“It was a bright cold day in April, and the clocks were striking thirteen.”

So begins one of the most well-known and influential books of the twentieth century. George Orwell wrote Nineteen Eighty-Four – set in an imaginary totalitarian future – while suffering from tuberculosis. Several phrases from the book remain in common usage today, including ‘Big Brother’, ‘Room 101’ and ‘thought police’.

Orwell was born Eric Arthur Blair in 1903 in eastern India, but he has links to Rickmansworth and other parts of Hertfordshire. Orwell and his family, together with their neighbours, the Buddicoms, spent the summer of 1921 in Rickmansworth.

Jacintha Buddicom was Orwell’s first love.
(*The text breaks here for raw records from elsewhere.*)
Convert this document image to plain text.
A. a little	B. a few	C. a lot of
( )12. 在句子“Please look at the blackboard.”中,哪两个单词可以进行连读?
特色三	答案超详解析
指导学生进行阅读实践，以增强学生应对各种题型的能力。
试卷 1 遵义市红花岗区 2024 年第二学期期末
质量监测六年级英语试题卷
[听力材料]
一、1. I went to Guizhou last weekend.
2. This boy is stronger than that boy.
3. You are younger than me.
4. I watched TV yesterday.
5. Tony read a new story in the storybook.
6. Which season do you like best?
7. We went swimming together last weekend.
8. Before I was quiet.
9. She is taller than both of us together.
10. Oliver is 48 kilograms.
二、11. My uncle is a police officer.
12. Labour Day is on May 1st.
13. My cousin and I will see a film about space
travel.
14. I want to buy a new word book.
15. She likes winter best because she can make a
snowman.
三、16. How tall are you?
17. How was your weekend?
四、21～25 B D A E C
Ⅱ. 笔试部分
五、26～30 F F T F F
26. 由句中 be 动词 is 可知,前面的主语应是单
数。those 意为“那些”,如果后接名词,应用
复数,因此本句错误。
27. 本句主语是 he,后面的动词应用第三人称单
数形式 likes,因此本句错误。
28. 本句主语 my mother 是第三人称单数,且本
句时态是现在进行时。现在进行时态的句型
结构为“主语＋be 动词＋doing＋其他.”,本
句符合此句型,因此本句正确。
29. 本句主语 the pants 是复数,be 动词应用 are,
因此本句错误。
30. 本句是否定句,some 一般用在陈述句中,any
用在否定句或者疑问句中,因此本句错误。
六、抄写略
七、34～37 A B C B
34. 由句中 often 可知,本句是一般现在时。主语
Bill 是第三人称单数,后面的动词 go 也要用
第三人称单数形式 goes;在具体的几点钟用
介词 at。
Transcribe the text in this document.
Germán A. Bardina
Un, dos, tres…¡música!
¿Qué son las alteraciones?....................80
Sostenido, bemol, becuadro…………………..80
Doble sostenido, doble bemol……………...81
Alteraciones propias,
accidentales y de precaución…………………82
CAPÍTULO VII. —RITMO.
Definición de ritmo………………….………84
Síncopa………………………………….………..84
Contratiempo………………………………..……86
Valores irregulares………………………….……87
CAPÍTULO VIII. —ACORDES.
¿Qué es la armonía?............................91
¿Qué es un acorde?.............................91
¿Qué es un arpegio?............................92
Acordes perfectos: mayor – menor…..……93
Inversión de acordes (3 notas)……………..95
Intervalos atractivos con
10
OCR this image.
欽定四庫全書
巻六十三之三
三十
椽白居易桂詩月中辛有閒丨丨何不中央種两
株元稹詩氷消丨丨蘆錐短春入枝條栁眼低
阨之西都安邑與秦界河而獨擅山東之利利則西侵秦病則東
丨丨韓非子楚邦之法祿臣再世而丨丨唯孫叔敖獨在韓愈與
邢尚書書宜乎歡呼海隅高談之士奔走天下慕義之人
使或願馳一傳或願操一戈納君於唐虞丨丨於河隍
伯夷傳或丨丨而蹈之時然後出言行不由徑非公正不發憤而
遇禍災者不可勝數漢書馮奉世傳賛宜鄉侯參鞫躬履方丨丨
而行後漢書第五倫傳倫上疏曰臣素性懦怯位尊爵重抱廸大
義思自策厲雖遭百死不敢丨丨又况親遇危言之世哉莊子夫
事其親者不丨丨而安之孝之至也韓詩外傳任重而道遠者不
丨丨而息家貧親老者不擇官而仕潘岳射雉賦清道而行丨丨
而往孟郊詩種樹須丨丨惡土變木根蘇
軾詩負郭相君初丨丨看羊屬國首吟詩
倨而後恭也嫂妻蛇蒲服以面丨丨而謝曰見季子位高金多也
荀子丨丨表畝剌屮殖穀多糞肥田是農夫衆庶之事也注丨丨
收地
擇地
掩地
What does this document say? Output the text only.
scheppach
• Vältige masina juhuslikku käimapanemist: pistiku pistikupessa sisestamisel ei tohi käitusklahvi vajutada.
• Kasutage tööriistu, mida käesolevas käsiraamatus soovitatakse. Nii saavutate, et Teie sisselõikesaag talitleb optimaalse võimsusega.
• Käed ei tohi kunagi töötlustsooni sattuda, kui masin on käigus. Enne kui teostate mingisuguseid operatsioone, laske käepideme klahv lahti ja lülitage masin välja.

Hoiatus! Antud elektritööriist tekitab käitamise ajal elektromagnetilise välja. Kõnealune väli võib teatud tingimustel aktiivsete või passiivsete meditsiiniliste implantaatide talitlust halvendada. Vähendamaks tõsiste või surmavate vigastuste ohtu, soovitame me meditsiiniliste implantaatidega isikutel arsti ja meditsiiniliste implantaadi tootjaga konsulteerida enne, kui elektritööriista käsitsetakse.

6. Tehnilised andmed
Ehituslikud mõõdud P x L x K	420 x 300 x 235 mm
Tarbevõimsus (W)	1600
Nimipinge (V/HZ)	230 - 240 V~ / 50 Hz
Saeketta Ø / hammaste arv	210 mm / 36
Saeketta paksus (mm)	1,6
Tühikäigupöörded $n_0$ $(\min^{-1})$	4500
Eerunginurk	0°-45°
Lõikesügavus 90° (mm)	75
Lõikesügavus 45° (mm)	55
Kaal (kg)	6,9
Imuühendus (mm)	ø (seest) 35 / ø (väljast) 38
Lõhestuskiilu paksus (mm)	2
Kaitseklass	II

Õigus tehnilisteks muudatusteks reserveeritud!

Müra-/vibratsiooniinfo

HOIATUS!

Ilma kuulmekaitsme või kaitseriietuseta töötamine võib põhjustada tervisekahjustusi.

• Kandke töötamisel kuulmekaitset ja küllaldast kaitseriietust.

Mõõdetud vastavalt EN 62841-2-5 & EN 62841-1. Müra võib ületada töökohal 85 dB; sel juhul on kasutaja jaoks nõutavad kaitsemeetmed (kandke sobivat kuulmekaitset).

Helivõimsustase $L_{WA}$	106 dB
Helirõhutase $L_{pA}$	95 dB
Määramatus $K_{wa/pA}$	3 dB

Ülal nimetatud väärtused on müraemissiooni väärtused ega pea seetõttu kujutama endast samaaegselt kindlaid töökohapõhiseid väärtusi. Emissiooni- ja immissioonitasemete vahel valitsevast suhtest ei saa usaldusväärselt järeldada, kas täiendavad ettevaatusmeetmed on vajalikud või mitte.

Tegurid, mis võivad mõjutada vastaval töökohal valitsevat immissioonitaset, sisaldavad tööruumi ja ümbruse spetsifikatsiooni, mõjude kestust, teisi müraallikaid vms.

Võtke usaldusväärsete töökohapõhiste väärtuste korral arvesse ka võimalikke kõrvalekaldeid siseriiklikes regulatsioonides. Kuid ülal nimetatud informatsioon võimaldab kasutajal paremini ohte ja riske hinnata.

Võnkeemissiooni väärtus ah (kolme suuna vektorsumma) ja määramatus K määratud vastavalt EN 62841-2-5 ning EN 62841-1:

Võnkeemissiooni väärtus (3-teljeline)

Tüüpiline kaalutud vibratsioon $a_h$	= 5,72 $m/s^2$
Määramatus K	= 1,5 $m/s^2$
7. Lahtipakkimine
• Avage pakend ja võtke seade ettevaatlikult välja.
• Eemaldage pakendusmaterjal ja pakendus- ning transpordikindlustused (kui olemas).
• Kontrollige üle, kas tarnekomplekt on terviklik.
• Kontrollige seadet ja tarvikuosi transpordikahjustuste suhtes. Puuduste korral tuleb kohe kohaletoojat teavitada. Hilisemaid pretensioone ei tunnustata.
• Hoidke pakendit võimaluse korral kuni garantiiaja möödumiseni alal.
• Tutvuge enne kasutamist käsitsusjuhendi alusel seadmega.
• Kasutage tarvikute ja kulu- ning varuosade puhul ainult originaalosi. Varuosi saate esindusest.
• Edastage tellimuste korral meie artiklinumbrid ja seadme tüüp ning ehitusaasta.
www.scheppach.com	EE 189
They made a habit of taking long walks through the Chess valley together during their holiday.

This summer, Orwell’s future was decided. He would not go to university, but instead would join the Indian Imperial Police in Burma, then a British colony.

Working as an imperial policeman gave him considerable responsibility. When he was posted in Twante he was responsible for the security of 200,000 people.

In 1927, he contracted dengue fever and was allowed to return to England due to his illness. Once there, he decided against returning to Burma. He resigned from the Indian Imperial Police and resolved to become a writer.

It was his experiences in the Burma police that influenced his first novel, Burmese Days.

He later travelled to Spain to take part in the Spanish Civil War on the Republican side. While there, he was wounded in the throat by a sniper’s bullet, which missed a main artery by the smallest margin. He and his wife were forced to flee from communists who were suppressing revolutionary dissenters.

On the outbreak of World War II, Orwell’s wife, Eileen, started working in the Censorship Department of the Ministry of Information. The MOI was formed the day after Britain declared war, with its function being to control news and information. Orwell also submitted his name to the Central Register for war work, but nothing transpired.

He finally obtained war work in 1941, when he began working on propaganda for the BBC. He supervised cultural broadcasts to India to counter propaganda from Nazi Germany designed to undermine Imperial links.

By then he was a prolific journalist, known for his essays, reviews and columns in newspapers and magazines.

He resigned from the BBC in 1943 following a report confirming his fears that few Indians listened to the broadcasts. This gave him the opportunity to concentrate on writing Animal Farm.

He moved to a small sixteenth century cottage in Wallington, Hertfordshire, where he lived for four years. It is likely that he wrote much of Animal Farm in this cottage and drew on his experiences there for inspiration, as the fictional farm in his book, Manor Farm, is named after the farm in the village.

Animal Farm was published in 1945. It is a political fable set in a farmyard but based on Stalin’s betrayal of the Russian Revolution. This novella made Orwell’s name and ensured that he was financially comfortable for the first time in his life. Despite being educated at Eton, his family were never wealthy; he was only able to be educated at the school because he was elected a King’s Scholar, a student chosen on the basis of good academic performance and qualifying for reduced fees.

Four years after Animal Farm, Nineteen Eighty-Four was published. The novel was instantly recognised as a masterpiece.

Orwell was a worldwide success and in high demand. When he fell ill in 1948, the request for permission to import streptomycin to treat his tuberculosis went as far as Aneurin Bevan, Minister of Health. David Astor helped with supply and payment, and Orwell received the medicine.

Despite declining health, he became engaged to Sonia Brownell (his first wife, Eileen, died under anaesthesia during a hysterectomy), who attended him diligently in hospital. Their wedding took place in his hospital room in University College Hospital, London, in 1949.

Three months later, an artery burst in his lungs, killing him at age 46.

In 2014, Orwell’s birthplace, a bungalow in Bihar, India, became the first Orwell museum.

The term ‘Orwellian’ is in widespread use today, used to denote a system of control by propaganda, surveillance and misinformation.